Updated

Over the span of a week in Europe in February, President Bush (search) will try to convince skeptical allied leaders that he means to work with them — up to a point.

It will be a charm offensive by a president who shows no sign of giving ground in making foreign policy decisions on the basis of what he considers best for America, and only hopefully, in tandem with the Europeans.

But the trip also could produce results.

Secretary of State Colin Powell (search) is hoping for an improvement in U.S.-French relations.

James Dobbins, a former assistant secretary of state for Europe, sees the possibility of common ground on Iraq and the Middle East.

If Iraq and the Palestinians (search) hold successful elections before Bush's trip, the U.S. and European agendas would coincide in supporting the victors and in making the stability of both Palestine and Iraq a top priority, Dobbins said Thursday.

"So we could have a lot more to work with if things go well," said Dobbins, director of international security and defense policy for the Rand Corp.

But a former Polish deputy foreign minister, Radek Sikorski, foresaw more trouble ahead. For example, he said, the United States must tread carefully in its response to the effort by some members of the European Union, such as Germany and France, to persuade the EU to lift its 15-year-old arms embargo on China.

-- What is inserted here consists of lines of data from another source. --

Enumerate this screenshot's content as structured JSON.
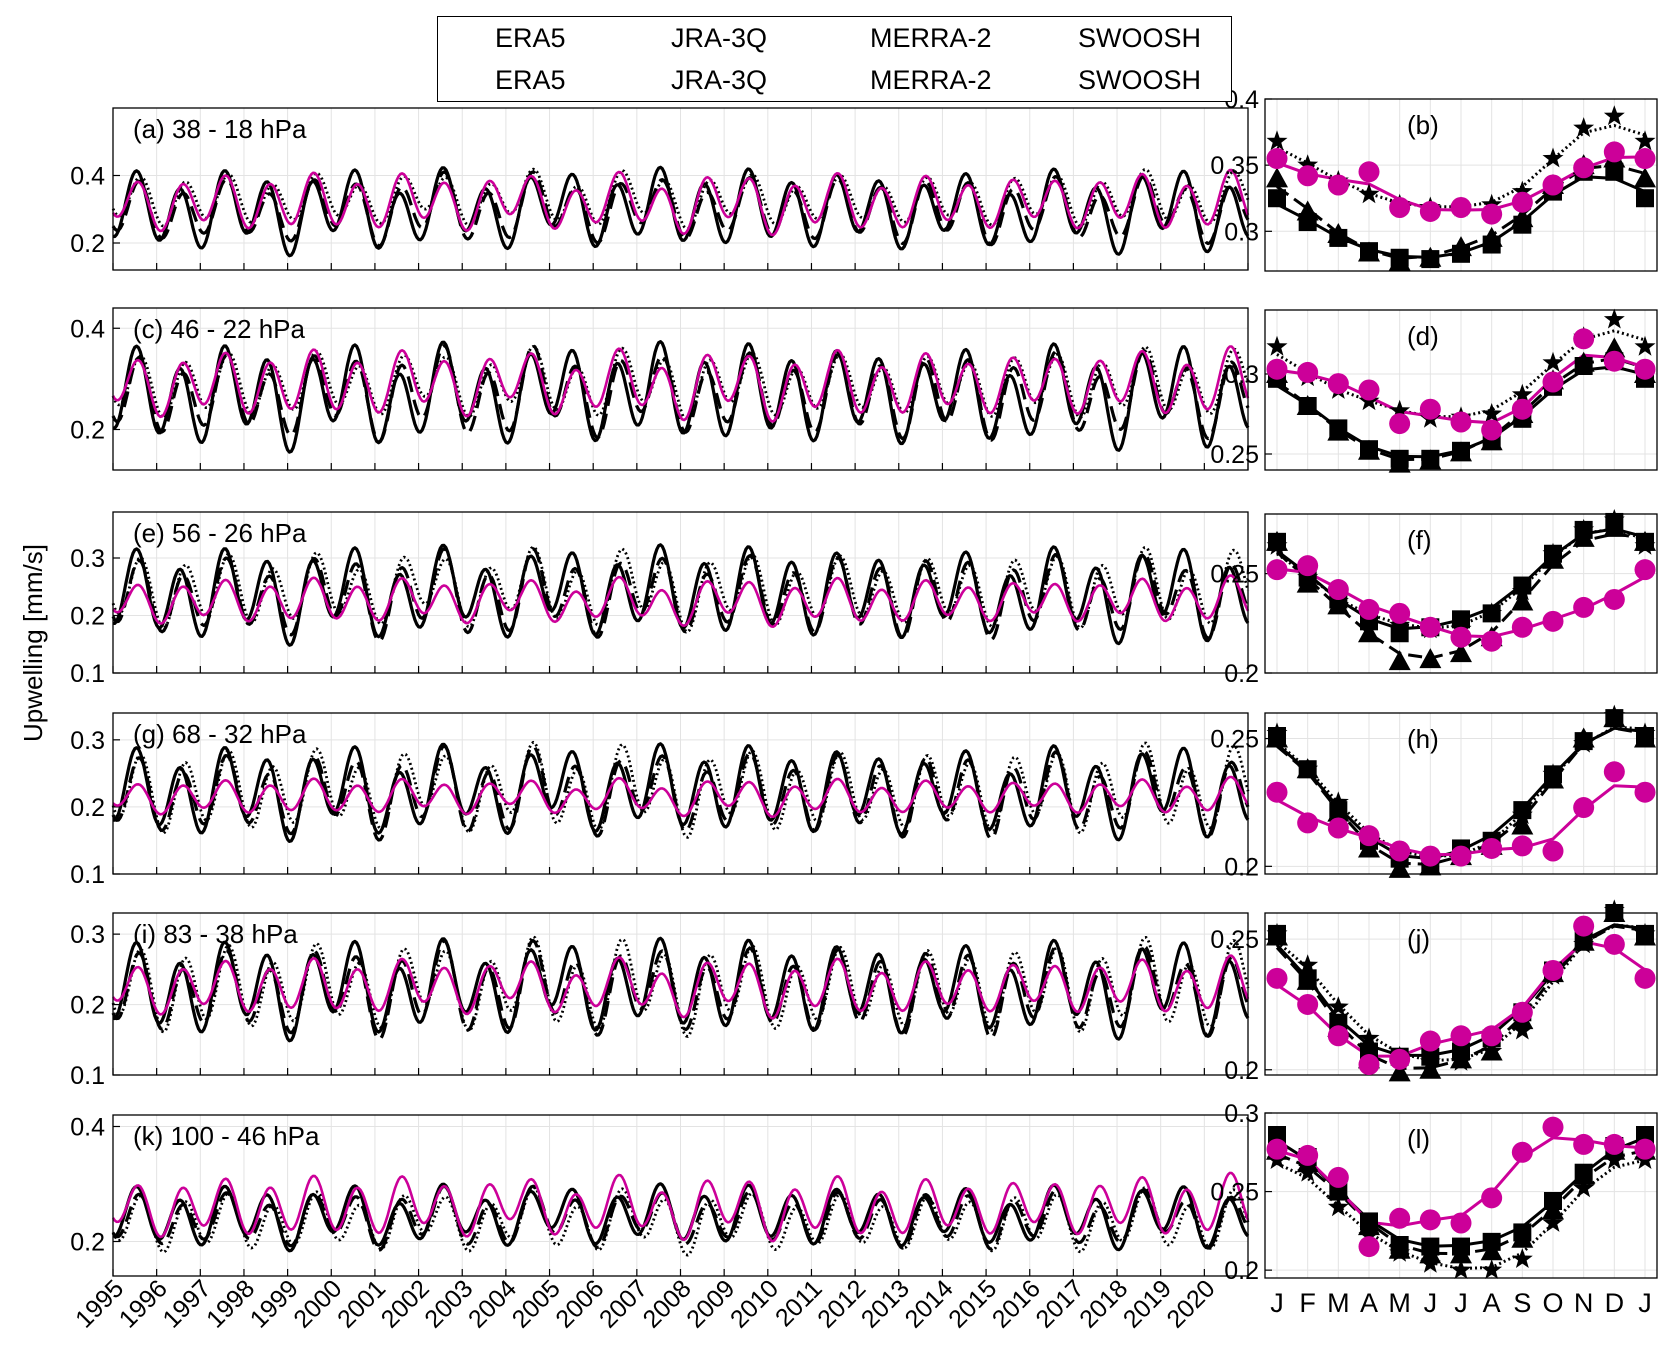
{
  "legend": {
    "lines": [
      {
        "name": "ERA5",
        "color": "#000000",
        "dash": "solid"
      },
      {
        "name": "JRA-3Q",
        "color": "#000000",
        "dash": "dashed"
      },
      {
        "name": "MERRA-2",
        "color": "#000000",
        "dash": "dotted"
      },
      {
        "name": "SWOOSH",
        "color": "#cc0099",
        "dash": "solid"
      }
    ],
    "markers": [
      {
        "name": "ERA5",
        "marker": "square"
      },
      {
        "name": "JRA-3Q",
        "marker": "triangle"
      },
      {
        "name": "MERRA-2",
        "marker": "star"
      },
      {
        "name": "SWOOSH",
        "marker": "circle"
      }
    ]
  },
  "ylabel": "Upwelling [mm/s]",
  "colors": {
    "reanalysis": "#000000",
    "swoosh": "#cc0099",
    "grid": "#e3e3e3"
  },
  "chart_data": [
    {
      "type": "line",
      "panel": "(a) 38 - 18 hPa",
      "x_range": [
        1995,
        2021
      ],
      "ylim": [
        0.12,
        0.6
      ],
      "yticks": [
        0.2,
        0.4
      ],
      "series_params": [
        {
          "name": "ERA5",
          "mean": 0.3,
          "amp": 0.09,
          "phase": 0.0
        },
        {
          "name": "JRA-3Q",
          "mean": 0.3,
          "amp": 0.075,
          "phase": 0.05
        },
        {
          "name": "MERRA-2",
          "mean": 0.33,
          "amp": 0.06,
          "phase": 0.1
        },
        {
          "name": "SWOOSH",
          "mean": 0.32,
          "amp": 0.065,
          "phase": 0.05
        }
      ]
    },
    {
      "type": "line",
      "panel": "(c) 46 - 22 hPa",
      "x_range": [
        1995,
        2021
      ],
      "ylim": [
        0.12,
        0.44
      ],
      "yticks": [
        0.2,
        0.4
      ],
      "series_params": [
        {
          "name": "ERA5",
          "mean": 0.27,
          "amp": 0.075,
          "phase": 0.0
        },
        {
          "name": "JRA-3Q",
          "mean": 0.27,
          "amp": 0.065,
          "phase": 0.05
        },
        {
          "name": "MERRA-2",
          "mean": 0.29,
          "amp": 0.05,
          "phase": 0.1
        },
        {
          "name": "SWOOSH",
          "mean": 0.29,
          "amp": 0.05,
          "phase": 0.05
        }
      ]
    },
    {
      "type": "line",
      "panel": "(e) 56 - 26 hPa",
      "x_range": [
        1995,
        2021
      ],
      "ylim": [
        0.1,
        0.38
      ],
      "yticks": [
        0.1,
        0.2,
        0.3
      ],
      "series_params": [
        {
          "name": "ERA5",
          "mean": 0.24,
          "amp": 0.06,
          "phase": 0.0
        },
        {
          "name": "JRA-3Q",
          "mean": 0.235,
          "amp": 0.055,
          "phase": 0.05
        },
        {
          "name": "MERRA-2",
          "mean": 0.245,
          "amp": 0.05,
          "phase": 0.1
        },
        {
          "name": "SWOOSH",
          "mean": 0.225,
          "amp": 0.03,
          "phase": 0.05
        }
      ]
    },
    {
      "type": "line",
      "panel": "(g) 68 - 32 hPa",
      "x_range": [
        1995,
        2021
      ],
      "ylim": [
        0.1,
        0.34
      ],
      "yticks": [
        0.1,
        0.2,
        0.3
      ],
      "series_params": [
        {
          "name": "ERA5",
          "mean": 0.225,
          "amp": 0.05,
          "phase": 0.0
        },
        {
          "name": "JRA-3Q",
          "mean": 0.22,
          "amp": 0.048,
          "phase": 0.05
        },
        {
          "name": "MERRA-2",
          "mean": 0.225,
          "amp": 0.048,
          "phase": 0.1
        },
        {
          "name": "SWOOSH",
          "mean": 0.215,
          "amp": 0.02,
          "phase": 0.05
        }
      ]
    },
    {
      "type": "line",
      "panel": "(i) 83 - 38 hPa",
      "x_range": [
        1995,
        2021
      ],
      "ylim": [
        0.1,
        0.33
      ],
      "yticks": [
        0.1,
        0.2,
        0.3
      ],
      "series_params": [
        {
          "name": "ERA5",
          "mean": 0.225,
          "amp": 0.05,
          "phase": 0.0
        },
        {
          "name": "JRA-3Q",
          "mean": 0.22,
          "amp": 0.048,
          "phase": 0.05
        },
        {
          "name": "MERRA-2",
          "mean": 0.225,
          "amp": 0.048,
          "phase": 0.1
        },
        {
          "name": "SWOOSH",
          "mean": 0.225,
          "amp": 0.03,
          "phase": 0.05
        }
      ]
    },
    {
      "type": "line",
      "panel": "(k) 100 - 46 hPa",
      "x_range": [
        1995,
        2021
      ],
      "ylim": [
        0.14,
        0.42
      ],
      "yticks": [
        0.2,
        0.4
      ],
      "series_params": [
        {
          "name": "ERA5",
          "mean": 0.245,
          "amp": 0.04,
          "phase": 0.0
        },
        {
          "name": "JRA-3Q",
          "mean": 0.24,
          "amp": 0.038,
          "phase": 0.05
        },
        {
          "name": "MERRA-2",
          "mean": 0.235,
          "amp": 0.04,
          "phase": 0.1
        },
        {
          "name": "SWOOSH",
          "mean": 0.26,
          "amp": 0.04,
          "phase": 0.05
        }
      ]
    }
  ],
  "x_tick_labels": [
    "1995",
    "1996",
    "1997",
    "1998",
    "1999",
    "2000",
    "2001",
    "2002",
    "2003",
    "2004",
    "2005",
    "2006",
    "2007",
    "2008",
    "2009",
    "2010",
    "2011",
    "2012",
    "2013",
    "2014",
    "2015",
    "2016",
    "2017",
    "2018",
    "2019",
    "2020"
  ],
  "climatology": {
    "month_labels": [
      "J",
      "F",
      "M",
      "A",
      "M",
      "J",
      "J",
      "A",
      "S",
      "O",
      "N",
      "D",
      "J"
    ],
    "panels": [
      {
        "panel": "(b)",
        "ylim": [
          0.27,
          0.4
        ],
        "yticks": [
          0.3,
          0.35,
          0.4
        ],
        "ytick_labels": [
          "0.3",
          "0.35",
          "0.4"
        ],
        "ERA5": [
          0.325,
          0.307,
          0.295,
          0.285,
          0.28,
          0.279,
          0.283,
          0.29,
          0.305,
          0.33,
          0.345,
          0.345,
          0.325
        ],
        "JRA-3Q": [
          0.34,
          0.315,
          0.298,
          0.284,
          0.277,
          0.28,
          0.288,
          0.295,
          0.31,
          0.335,
          0.35,
          0.355,
          0.34
        ],
        "MERRA-2": [
          0.368,
          0.35,
          0.338,
          0.328,
          0.32,
          0.318,
          0.318,
          0.32,
          0.33,
          0.355,
          0.378,
          0.387,
          0.368
        ],
        "SWOOSH": [
          0.355,
          0.342,
          0.335,
          0.345,
          0.318,
          0.315,
          0.318,
          0.313,
          0.322,
          0.335,
          0.348,
          0.36,
          0.355
        ]
      },
      {
        "panel": "(d)",
        "ylim": [
          0.24,
          0.34
        ],
        "yticks": [
          0.25,
          0.3
        ],
        "ytick_labels": [
          "0.25",
          "0.3"
        ],
        "ERA5": [
          0.297,
          0.28,
          0.266,
          0.253,
          0.247,
          0.247,
          0.252,
          0.258,
          0.272,
          0.292,
          0.305,
          0.308,
          0.297
        ],
        "JRA-3Q": [
          0.3,
          0.28,
          0.264,
          0.252,
          0.244,
          0.246,
          0.251,
          0.258,
          0.275,
          0.296,
          0.307,
          0.316,
          0.3
        ],
        "MERRA-2": [
          0.317,
          0.298,
          0.29,
          0.283,
          0.277,
          0.272,
          0.273,
          0.275,
          0.287,
          0.307,
          0.323,
          0.334,
          0.317
        ],
        "SWOOSH": [
          0.303,
          0.301,
          0.294,
          0.29,
          0.269,
          0.278,
          0.27,
          0.265,
          0.278,
          0.295,
          0.322,
          0.308,
          0.303
        ]
      },
      {
        "panel": "(f)",
        "ylim": [
          0.2,
          0.28
        ],
        "yticks": [
          0.2,
          0.25
        ],
        "ytick_labels": [
          "0.2",
          "0.25"
        ],
        "ERA5": [
          0.266,
          0.248,
          0.237,
          0.226,
          0.22,
          0.223,
          0.227,
          0.23,
          0.244,
          0.26,
          0.272,
          0.276,
          0.266
        ],
        "JRA-3Q": [
          0.266,
          0.245,
          0.234,
          0.22,
          0.206,
          0.207,
          0.21,
          0.218,
          0.236,
          0.257,
          0.268,
          0.273,
          0.266
        ],
        "MERRA-2": [
          0.264,
          0.248,
          0.236,
          0.229,
          0.224,
          0.222,
          0.222,
          0.23,
          0.241,
          0.26,
          0.272,
          0.277,
          0.264
        ],
        "SWOOSH": [
          0.252,
          0.254,
          0.242,
          0.232,
          0.23,
          0.223,
          0.218,
          0.216,
          0.223,
          0.226,
          0.233,
          0.237,
          0.252
        ]
      },
      {
        "panel": "(h)",
        "ylim": [
          0.197,
          0.26
        ],
        "yticks": [
          0.2,
          0.25
        ],
        "ytick_labels": [
          "0.2",
          "0.25"
        ],
        "ERA5": [
          0.251,
          0.238,
          0.222,
          0.21,
          0.203,
          0.201,
          0.207,
          0.21,
          0.222,
          0.236,
          0.249,
          0.258,
          0.251
        ],
        "JRA-3Q": [
          0.25,
          0.238,
          0.221,
          0.207,
          0.199,
          0.2,
          0.204,
          0.208,
          0.216,
          0.234,
          0.25,
          0.258,
          0.25
        ],
        "MERRA-2": [
          0.252,
          0.238,
          0.225,
          0.211,
          0.205,
          0.203,
          0.204,
          0.207,
          0.22,
          0.236,
          0.248,
          0.259,
          0.252
        ],
        "SWOOSH": [
          0.229,
          0.217,
          0.215,
          0.212,
          0.206,
          0.204,
          0.204,
          0.207,
          0.208,
          0.206,
          0.223,
          0.237,
          0.229
        ]
      },
      {
        "panel": "(j)",
        "ylim": [
          0.198,
          0.26
        ],
        "yticks": [
          0.2,
          0.25
        ],
        "ytick_labels": [
          "0.2",
          "0.25"
        ],
        "ERA5": [
          0.252,
          0.235,
          0.218,
          0.207,
          0.205,
          0.205,
          0.207,
          0.212,
          0.222,
          0.238,
          0.25,
          0.26,
          0.252
        ],
        "JRA-3Q": [
          0.251,
          0.234,
          0.216,
          0.204,
          0.199,
          0.2,
          0.204,
          0.207,
          0.219,
          0.237,
          0.249,
          0.26,
          0.251
        ],
        "MERRA-2": [
          0.252,
          0.24,
          0.224,
          0.212,
          0.205,
          0.203,
          0.203,
          0.207,
          0.215,
          0.236,
          0.248,
          0.261,
          0.252
        ],
        "SWOOSH": [
          0.235,
          0.225,
          0.213,
          0.202,
          0.204,
          0.211,
          0.213,
          0.213,
          0.222,
          0.238,
          0.255,
          0.248,
          0.235
        ]
      },
      {
        "panel": "(l)",
        "ylim": [
          0.195,
          0.3
        ],
        "yticks": [
          0.2,
          0.25,
          0.3
        ],
        "ytick_labels": [
          "0.2",
          "0.25",
          "0.3"
        ],
        "ERA5": [
          0.286,
          0.272,
          0.25,
          0.231,
          0.216,
          0.215,
          0.215,
          0.218,
          0.224,
          0.244,
          0.262,
          0.279,
          0.286
        ],
        "JRA-3Q": [
          0.276,
          0.268,
          0.251,
          0.228,
          0.213,
          0.21,
          0.21,
          0.212,
          0.22,
          0.238,
          0.26,
          0.276,
          0.276
        ],
        "MERRA-2": [
          0.27,
          0.262,
          0.24,
          0.222,
          0.211,
          0.204,
          0.2,
          0.2,
          0.207,
          0.23,
          0.252,
          0.27,
          0.27
        ],
        "SWOOSH": [
          0.277,
          0.273,
          0.259,
          0.215,
          0.233,
          0.232,
          0.23,
          0.246,
          0.275,
          0.291,
          0.28,
          0.28,
          0.277
        ]
      }
    ]
  }
}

"U.S. aircraft carriers in the Taiwan Strait do not want to be attacked with good French Exocet missiles," Sikorski said Thursday.

On Iraq, Sikorski said, Europe and the United States will have to agree to disagree. The passions of the French and German electorates may not allow the leaders of those countries to make a gesture of reconciliation, he said.

"Once you let the genie of anti-Americanism out of the bottle, it is very difficult to get it back in," said Sikorski, who now directs the new Atlantic Initiative at the American Enterprise Institute, a conservative think-tank.

Bush demonstrated his independence in going to war in Iraq without French, German and Russian support. And he refuses to cave in to European demands for U.S. pressure on Israel to make difficult concessions to the Palestinians.

After winning re-election last month, Bush said he would continue his philosophy of taking action, if necessary, "in order to protect our country first and foremost," even as he expressed a desire to try to "reach out to others and explain why I make the decisions I make."

Bush's European travel will be his first overseas venture in his second term. It will begin Feb. 22 at the headquarters of the North Atlantic Treaty Organization in Brussels, Belgium, a reminder of how important the United States has been to European security over the decades.

"NATO would not exist if it had not been for the United States," former British Foreign Secretary Robin Cook acknowledged in an appearance at the Center for American Progress, a liberal think-tank.

Bush also will meet with the European Union that day and is expected to address at some point the European Parliament in Strasbourg, France, a stop not yet announced by the White House.

He will face French President Jacques Chirac, perhaps his harshest — but not only — European critic. Thursday, Powell said he hoped the U.S.-French relationship could be improved, and that "it is not as bad as people say it is."

Besides, "we are always looking for ways to improve the relationship," Powell told France 3 Television.

James Steinberg, a Brookings Institution vice president who was deputy national security adviser during the Clinton administration, said Bush undoubtedly was trying to be more sensitive in his second term to trans-Atlantic relations.

"But at the end of the day, whether this rift can be healed depends on both sides being willing to respond to the concerns and interests of the other," Steinberg said. On Bush's part, that would mean tackling the Middle East and "taking seriously international law and international institutions."

Former Prime Ministers Antonio Oliveira Guterres of Portugal and Nyrup Rasmussen of Denmark saw the problem rooted in U.S. misunderstanding of Europeans.

Speaking at the Center for American Progress, a liberal think tank, Rasmussen said some Americans think of Europeans as "soft people." But, he said, "we don't compromise about freedom, democracy, and security and prosperity for everybody."

And Guterres said, "the United States feels itself as the country that is struggling for democracy and for human rights everywhere" and that "Europeans tend to be soft and unable to assert themselves and having their hands tied in a kind of ineffective multilateralism."